Áreas desmatadas dentro de território protegido são tipicamente de domínio público e têm governança bem estabelecida, o que fornece um sólido arcabouço regulatório para execução de políticas públicas focalizadas. Elas também estão sujeitas a maior escrutínio de atividades potencialmente negativas, pois contam com monitoramento dedicado por parte de agências especializadas e atraem atenção tanto da sociedade civil quanto da mídia. Isso pode auxiliar o reflorestamento na medida em que restringe a interferência humana, permitindo que um processo natural de regeneração ocorra. Soma-se a isso que áreas desmatadas em território protegido tipicamente estão próximas a florestas primárias, que são, por sua vez, fundamentais para o processo de regeneração natural. Tais florestas detêm bancos de sementes e abrigam animais que as espalham, assim como polinizadores e predadores de patógenos que ameaçam o reflorestamento. A combinação de governança bem-definida e características ecológicas e geográficas favoráveis oferece uma oportunidade única para promover o reflorestamento em território protegido.

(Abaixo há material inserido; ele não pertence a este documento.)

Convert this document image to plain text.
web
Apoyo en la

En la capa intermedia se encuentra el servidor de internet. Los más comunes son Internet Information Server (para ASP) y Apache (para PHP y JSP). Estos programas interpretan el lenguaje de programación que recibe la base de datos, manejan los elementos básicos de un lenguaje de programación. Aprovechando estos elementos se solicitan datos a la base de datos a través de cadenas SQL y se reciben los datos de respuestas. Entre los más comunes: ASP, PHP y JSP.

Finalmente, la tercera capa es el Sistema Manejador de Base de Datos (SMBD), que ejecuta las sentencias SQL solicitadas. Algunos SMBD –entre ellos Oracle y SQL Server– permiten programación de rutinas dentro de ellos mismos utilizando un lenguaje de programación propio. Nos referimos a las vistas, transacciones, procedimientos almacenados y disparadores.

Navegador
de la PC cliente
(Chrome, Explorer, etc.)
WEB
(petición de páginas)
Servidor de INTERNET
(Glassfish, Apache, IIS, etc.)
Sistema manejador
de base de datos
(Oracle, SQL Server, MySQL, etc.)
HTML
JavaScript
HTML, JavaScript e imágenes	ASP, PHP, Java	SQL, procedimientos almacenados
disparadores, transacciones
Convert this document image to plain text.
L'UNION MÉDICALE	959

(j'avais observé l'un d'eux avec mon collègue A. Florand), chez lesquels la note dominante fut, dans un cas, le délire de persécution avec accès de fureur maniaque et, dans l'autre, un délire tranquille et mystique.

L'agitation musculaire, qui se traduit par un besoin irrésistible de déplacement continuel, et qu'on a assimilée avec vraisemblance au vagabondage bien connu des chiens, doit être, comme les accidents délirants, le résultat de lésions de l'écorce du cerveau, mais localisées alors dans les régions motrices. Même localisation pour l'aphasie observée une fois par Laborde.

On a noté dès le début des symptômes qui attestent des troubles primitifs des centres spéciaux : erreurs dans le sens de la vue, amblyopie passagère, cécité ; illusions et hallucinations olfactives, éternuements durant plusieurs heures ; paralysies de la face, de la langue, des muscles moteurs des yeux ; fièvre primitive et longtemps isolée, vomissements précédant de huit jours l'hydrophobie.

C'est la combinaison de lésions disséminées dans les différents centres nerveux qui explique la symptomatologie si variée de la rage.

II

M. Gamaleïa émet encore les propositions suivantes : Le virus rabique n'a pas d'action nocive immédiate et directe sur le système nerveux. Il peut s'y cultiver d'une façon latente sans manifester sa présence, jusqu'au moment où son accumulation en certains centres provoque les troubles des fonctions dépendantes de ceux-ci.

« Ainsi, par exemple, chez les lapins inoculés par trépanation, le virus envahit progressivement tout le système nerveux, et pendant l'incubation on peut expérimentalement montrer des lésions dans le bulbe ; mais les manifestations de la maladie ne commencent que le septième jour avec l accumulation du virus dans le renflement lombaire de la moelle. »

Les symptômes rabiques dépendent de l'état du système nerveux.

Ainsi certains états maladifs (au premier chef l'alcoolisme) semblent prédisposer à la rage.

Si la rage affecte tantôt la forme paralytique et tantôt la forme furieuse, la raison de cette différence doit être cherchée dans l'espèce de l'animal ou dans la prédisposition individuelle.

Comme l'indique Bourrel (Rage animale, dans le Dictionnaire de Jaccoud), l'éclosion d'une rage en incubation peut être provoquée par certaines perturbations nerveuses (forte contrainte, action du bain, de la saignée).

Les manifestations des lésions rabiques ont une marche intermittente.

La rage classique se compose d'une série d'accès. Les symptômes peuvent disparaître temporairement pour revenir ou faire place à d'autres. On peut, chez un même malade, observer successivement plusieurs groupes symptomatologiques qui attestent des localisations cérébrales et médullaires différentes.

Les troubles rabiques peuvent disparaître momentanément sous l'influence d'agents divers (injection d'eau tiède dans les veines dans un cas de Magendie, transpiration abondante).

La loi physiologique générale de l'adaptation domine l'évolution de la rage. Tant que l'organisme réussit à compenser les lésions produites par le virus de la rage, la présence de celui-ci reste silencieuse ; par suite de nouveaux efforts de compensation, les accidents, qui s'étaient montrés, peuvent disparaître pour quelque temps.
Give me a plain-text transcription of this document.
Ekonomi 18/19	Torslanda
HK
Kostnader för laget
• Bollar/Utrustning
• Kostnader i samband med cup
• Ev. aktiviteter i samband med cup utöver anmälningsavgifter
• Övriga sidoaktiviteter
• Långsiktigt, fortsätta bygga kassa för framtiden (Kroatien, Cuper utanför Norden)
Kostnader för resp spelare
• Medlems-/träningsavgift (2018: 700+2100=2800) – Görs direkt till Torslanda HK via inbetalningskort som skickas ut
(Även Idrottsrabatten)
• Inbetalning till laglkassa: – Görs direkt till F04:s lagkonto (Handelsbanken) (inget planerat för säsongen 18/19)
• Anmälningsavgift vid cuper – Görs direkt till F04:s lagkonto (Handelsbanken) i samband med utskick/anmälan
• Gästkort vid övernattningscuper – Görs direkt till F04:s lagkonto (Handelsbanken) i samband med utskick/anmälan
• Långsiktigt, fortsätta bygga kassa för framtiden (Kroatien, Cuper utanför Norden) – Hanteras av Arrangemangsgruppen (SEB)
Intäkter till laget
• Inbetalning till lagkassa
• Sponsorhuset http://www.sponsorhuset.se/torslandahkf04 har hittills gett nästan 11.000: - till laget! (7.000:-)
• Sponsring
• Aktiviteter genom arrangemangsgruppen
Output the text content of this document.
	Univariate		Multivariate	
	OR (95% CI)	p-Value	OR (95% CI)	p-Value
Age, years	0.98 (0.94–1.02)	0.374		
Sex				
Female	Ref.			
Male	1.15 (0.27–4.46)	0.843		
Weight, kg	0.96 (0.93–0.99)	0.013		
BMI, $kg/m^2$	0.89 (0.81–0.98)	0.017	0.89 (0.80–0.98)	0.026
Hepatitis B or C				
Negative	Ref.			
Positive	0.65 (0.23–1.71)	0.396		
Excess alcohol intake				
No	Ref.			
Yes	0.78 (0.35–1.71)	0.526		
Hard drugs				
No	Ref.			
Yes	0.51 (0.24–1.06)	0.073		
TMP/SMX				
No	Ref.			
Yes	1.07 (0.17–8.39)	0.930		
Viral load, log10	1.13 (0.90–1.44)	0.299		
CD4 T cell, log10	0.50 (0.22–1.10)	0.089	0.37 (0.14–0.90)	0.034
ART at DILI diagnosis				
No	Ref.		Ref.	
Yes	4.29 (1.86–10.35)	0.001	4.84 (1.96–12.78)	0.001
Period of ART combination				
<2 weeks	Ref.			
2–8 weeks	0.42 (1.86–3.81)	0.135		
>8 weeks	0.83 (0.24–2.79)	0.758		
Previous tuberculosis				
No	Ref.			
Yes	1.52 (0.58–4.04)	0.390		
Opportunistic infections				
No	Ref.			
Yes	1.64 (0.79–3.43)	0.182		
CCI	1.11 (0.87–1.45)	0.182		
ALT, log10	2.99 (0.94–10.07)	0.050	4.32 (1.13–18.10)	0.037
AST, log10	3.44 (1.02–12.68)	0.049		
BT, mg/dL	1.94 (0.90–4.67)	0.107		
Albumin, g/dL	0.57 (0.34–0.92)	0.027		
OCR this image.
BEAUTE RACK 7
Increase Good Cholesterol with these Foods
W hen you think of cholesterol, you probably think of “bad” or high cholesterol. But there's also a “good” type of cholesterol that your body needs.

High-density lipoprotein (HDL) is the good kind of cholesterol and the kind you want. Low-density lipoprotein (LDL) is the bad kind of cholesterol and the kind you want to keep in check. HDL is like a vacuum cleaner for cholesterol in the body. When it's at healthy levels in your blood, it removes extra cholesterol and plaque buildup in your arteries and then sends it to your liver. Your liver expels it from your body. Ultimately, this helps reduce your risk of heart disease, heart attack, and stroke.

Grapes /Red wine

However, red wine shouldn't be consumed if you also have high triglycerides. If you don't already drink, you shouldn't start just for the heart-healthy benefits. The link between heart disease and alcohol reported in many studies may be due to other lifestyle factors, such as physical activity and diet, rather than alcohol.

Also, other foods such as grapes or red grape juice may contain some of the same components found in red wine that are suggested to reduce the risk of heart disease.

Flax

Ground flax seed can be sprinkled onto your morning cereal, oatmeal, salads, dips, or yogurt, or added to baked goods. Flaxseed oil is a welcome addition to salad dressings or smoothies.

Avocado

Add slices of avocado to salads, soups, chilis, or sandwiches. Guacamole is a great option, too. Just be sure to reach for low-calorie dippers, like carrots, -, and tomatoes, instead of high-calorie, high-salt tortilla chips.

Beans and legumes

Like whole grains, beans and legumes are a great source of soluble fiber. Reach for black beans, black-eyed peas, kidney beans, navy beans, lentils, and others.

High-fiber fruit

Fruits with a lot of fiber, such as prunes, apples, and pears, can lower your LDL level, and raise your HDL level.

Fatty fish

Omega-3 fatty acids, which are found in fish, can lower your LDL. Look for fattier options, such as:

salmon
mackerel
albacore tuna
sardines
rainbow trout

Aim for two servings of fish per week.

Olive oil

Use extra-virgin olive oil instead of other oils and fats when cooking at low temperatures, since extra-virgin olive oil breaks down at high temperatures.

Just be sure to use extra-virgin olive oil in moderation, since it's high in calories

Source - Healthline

Contudo, há terras públicas na Amazônia que não estão sob proteção. Em torno de 90 milhões de hectares de território público permanecem sem uso designado. Mais de dois terços do desmatamento na Amazônia encontra-se em terras não-designadas, totalizando quase 13 milhões de hectares de áreas desmatadas até 2014. Ainda que a regeneração em terras não-designadas não seja tão comum quanto em território protegido, sua extensão em 2014 aponta que ela é possível. Expandir o reflorestamento nessas áreas é sabidamente mais difícil, devido às altas taxas de conflitos por direitos de propriedade, violência rural e grilagem em terras não-designadas. No entanto, promover o reflorestamento junto à regularização fundiária poderia ajudar a alavancar tanto o desenvolvimento local quanto objetivos ambientais. Isso porque poderia auxiliar na transformação de padrões ineficientes de uso do solo, como observado nas áreas desmatadas em terras não-designadas, que não raro hospedam ocupações ilegais.
Conclusão
O Brasil está diante de uma oportunidade inédita de promover reflorestamento em escala, mas também enfrenta metas ambiciosas. Após o Acordo de Paris sobre Mudanças Climáticas, o país se comprometeu, de maneira voluntária, a reduzir suas emissões de gases de efeito estufa em mais de um terço abaixo dos níveis de 2005. Como parte da estratégia proposta para alcançar essa meta, o Brasil pretende restaurar e reflorestar 12 milhões de hectares de terras desmatadas ou degradadas em todo o país até 2030. Lançado pelo Ministério do Meio Ambiente em 2017, o Plano Nacional de Recuperação da Vegetação Nativa (Planaveg) propõe mecanismos para atingir essa meta com foco em áreas privadas. Portanto, uma estratégia para promover reflorestamento em áreas públicas permanece necessária e seria complementar aos esforços do Planaveg.
Ainda que o acréscimo de 12 milhões de hectares de reflorestamento seja uma contribuição valiosa ao esforço global para alcançar um interesse comum — mitigar mudanças climáticas e melhorar o bem-estar humano — ela requer ação deliberada e inabalável vontade política. Para cumprir seu compromisso internacional de redução de emissões e consolidar sua posição como produtor sustentável de bens agropecuários, o Brasil precisa dedicar mais atenção e recursos — financeiros, legais, técnicos e de pessoal — para apoiar a regeneração da vegetação nativa. Fazer isso em terras públicas é um bom começo.